All military flights previously transiting through a U.S. air facility in Kyrgyzstan have been transferred to a new base in Romania, a representative of the Manas Transit Center in the Central Asian country said Friday.
The commander of the facility, U.S. Colonel John Millard, said Thursday that the final mission from Manas had been completed ahead of a July 11 deadline to vacate all U.S. personnel from the center.
The Manas center, located on the territory of the Kyrgyz capital's civilian airport, opened three months after the 9/11 terrorist attacks to support U.S.-led coalition forces in the invasion of Afghanistan.
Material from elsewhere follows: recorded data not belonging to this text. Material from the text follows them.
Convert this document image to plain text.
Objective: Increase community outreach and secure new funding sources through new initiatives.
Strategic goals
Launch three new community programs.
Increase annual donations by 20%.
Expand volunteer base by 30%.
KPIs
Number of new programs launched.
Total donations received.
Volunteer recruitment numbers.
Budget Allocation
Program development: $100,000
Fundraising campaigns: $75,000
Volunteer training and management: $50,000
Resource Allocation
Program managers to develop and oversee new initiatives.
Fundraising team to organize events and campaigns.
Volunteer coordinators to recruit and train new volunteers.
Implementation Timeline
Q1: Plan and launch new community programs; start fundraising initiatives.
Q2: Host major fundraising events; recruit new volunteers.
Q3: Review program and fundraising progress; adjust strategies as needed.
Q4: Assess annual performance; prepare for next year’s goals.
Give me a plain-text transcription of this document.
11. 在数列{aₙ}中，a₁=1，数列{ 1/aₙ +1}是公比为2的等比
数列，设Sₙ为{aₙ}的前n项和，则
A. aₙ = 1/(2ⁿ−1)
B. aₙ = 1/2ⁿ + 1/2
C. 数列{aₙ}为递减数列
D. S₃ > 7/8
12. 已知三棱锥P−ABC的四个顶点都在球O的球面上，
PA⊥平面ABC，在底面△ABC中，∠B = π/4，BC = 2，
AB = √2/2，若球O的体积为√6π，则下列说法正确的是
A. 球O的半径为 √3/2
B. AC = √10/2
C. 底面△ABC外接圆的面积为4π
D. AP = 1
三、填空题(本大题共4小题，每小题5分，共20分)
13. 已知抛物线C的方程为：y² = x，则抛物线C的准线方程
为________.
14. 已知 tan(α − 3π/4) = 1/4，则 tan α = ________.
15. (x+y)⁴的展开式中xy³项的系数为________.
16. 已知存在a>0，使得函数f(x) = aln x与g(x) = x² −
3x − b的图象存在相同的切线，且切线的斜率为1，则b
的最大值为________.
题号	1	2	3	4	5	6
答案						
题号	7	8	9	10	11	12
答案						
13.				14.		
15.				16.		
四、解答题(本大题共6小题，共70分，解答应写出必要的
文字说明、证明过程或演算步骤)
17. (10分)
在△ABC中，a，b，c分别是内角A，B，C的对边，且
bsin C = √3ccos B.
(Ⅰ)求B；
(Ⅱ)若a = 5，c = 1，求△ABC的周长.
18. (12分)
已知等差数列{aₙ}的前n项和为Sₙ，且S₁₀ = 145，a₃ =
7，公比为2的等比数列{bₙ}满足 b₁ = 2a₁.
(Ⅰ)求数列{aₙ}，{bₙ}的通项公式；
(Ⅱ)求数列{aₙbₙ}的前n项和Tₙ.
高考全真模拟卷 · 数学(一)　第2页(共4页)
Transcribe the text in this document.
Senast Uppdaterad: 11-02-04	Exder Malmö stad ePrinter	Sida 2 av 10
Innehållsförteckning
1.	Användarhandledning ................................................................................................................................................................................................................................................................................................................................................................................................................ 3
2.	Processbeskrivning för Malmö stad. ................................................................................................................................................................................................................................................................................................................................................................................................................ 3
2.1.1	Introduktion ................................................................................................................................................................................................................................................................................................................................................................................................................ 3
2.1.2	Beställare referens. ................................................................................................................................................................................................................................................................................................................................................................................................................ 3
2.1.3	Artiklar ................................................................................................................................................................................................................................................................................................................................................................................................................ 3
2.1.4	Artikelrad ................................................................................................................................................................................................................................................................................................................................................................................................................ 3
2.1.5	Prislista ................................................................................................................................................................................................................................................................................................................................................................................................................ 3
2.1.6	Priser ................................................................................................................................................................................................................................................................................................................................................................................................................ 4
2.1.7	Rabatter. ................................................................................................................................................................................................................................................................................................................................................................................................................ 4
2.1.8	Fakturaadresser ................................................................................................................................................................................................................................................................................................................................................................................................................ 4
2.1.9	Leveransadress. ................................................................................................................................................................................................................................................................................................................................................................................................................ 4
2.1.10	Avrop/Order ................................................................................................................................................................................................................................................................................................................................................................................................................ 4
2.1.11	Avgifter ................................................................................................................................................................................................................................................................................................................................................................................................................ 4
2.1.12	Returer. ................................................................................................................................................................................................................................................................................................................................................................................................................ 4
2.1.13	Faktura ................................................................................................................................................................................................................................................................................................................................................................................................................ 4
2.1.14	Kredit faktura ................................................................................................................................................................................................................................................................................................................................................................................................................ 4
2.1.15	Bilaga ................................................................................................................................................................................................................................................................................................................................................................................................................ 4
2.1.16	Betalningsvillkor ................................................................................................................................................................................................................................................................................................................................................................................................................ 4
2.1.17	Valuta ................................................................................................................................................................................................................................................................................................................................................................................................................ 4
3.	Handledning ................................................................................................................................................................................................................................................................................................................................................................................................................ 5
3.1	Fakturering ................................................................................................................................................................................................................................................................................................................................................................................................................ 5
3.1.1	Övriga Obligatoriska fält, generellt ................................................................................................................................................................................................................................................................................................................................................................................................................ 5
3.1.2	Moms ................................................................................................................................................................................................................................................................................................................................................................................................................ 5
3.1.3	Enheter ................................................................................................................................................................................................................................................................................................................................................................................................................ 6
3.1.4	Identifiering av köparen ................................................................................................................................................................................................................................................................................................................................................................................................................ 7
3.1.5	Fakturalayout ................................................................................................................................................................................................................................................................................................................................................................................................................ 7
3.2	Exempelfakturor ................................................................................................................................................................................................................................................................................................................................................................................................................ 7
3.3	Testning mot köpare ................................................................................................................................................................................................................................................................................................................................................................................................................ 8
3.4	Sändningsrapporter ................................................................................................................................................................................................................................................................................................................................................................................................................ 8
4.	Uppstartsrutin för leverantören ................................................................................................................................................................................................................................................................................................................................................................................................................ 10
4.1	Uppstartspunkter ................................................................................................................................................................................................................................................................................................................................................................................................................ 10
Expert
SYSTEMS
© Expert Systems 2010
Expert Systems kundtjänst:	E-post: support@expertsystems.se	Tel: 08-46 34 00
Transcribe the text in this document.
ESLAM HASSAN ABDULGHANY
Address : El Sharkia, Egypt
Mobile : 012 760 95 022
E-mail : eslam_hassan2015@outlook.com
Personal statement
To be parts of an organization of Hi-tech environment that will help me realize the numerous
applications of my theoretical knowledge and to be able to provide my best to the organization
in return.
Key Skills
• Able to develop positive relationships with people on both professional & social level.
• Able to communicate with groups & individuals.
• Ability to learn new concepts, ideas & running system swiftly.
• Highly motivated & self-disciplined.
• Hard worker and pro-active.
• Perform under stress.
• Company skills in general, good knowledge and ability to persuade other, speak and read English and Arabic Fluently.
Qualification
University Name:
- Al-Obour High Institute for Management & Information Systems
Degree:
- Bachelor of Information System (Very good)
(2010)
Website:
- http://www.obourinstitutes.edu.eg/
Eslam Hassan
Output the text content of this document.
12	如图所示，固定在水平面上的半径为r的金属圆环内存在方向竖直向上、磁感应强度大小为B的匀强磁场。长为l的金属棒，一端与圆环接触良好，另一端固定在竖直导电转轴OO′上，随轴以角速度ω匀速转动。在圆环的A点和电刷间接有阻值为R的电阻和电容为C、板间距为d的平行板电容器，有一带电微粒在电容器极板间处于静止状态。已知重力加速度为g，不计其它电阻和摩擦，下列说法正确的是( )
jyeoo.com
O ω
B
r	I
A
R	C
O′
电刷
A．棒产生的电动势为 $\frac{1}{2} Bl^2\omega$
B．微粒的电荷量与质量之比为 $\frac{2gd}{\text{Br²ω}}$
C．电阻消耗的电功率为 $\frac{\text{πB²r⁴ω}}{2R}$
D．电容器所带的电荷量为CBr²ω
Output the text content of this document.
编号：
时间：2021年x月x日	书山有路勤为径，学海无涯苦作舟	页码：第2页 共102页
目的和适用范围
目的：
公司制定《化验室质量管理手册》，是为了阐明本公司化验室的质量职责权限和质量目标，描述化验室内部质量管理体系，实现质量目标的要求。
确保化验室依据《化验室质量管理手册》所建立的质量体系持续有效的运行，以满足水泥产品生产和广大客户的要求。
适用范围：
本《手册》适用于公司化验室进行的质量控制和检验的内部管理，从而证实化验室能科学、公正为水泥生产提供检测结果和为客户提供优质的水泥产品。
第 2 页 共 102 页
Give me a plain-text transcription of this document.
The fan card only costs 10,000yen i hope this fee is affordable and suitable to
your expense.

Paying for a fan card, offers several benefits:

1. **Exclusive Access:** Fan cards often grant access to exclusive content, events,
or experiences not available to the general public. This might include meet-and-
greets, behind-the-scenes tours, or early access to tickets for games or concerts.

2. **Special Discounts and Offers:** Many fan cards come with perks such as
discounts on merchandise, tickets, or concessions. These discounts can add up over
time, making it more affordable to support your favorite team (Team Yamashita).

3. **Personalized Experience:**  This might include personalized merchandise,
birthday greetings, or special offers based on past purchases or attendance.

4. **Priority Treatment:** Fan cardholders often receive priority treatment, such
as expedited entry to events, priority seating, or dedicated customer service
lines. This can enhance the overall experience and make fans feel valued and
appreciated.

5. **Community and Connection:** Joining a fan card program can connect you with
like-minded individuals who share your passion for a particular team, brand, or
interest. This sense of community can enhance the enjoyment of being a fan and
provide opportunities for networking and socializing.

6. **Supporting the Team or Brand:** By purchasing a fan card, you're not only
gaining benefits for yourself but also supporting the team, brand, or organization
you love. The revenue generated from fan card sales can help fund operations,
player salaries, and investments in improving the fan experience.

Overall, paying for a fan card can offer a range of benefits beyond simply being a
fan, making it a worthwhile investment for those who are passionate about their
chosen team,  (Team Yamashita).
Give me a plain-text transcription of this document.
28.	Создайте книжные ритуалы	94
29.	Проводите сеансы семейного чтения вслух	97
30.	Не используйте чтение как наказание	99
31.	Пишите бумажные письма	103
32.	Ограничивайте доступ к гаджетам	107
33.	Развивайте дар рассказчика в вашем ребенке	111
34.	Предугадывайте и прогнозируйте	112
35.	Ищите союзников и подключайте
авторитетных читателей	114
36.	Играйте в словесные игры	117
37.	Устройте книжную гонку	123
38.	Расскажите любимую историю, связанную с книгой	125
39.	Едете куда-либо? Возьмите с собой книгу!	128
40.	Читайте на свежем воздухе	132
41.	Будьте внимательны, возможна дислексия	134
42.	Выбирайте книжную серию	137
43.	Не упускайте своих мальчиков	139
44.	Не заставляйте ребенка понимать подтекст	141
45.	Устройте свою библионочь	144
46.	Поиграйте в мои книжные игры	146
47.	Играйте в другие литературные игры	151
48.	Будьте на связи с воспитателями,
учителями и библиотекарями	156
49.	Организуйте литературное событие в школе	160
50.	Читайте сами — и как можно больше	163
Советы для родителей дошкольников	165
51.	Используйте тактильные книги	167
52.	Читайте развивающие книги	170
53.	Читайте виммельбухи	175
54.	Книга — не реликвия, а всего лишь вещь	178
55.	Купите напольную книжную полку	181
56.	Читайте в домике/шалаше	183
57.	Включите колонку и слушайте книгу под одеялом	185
Since then, more than 5 million soldiers have transited through the center, which also hosts U.S. tanker aircraft that have flown over 33,000 missions in support of combat operations in Afghanistan.
In 2011, Kyrgyz President Almazbek Atambayev announced that his country would not renew an agreement to extend the lease of the facility, in a move widely interpreted as bowing to Russian pressure to suspend U.S. military activities in the former Soviet country.
The new U.S. facility, at the Mihail Kogalniceanu airbase on Romania's Black Sea coast, is less than 400 kilometers from Russia's Black Sea Fleet headquarters at Sevastopol in Crimea.
The U.S. Department of Defense Newspaper, Stars & Stripes, reported last week that over 6,000 American troops have passed through the Romanian base since it saw its first transit flight last month.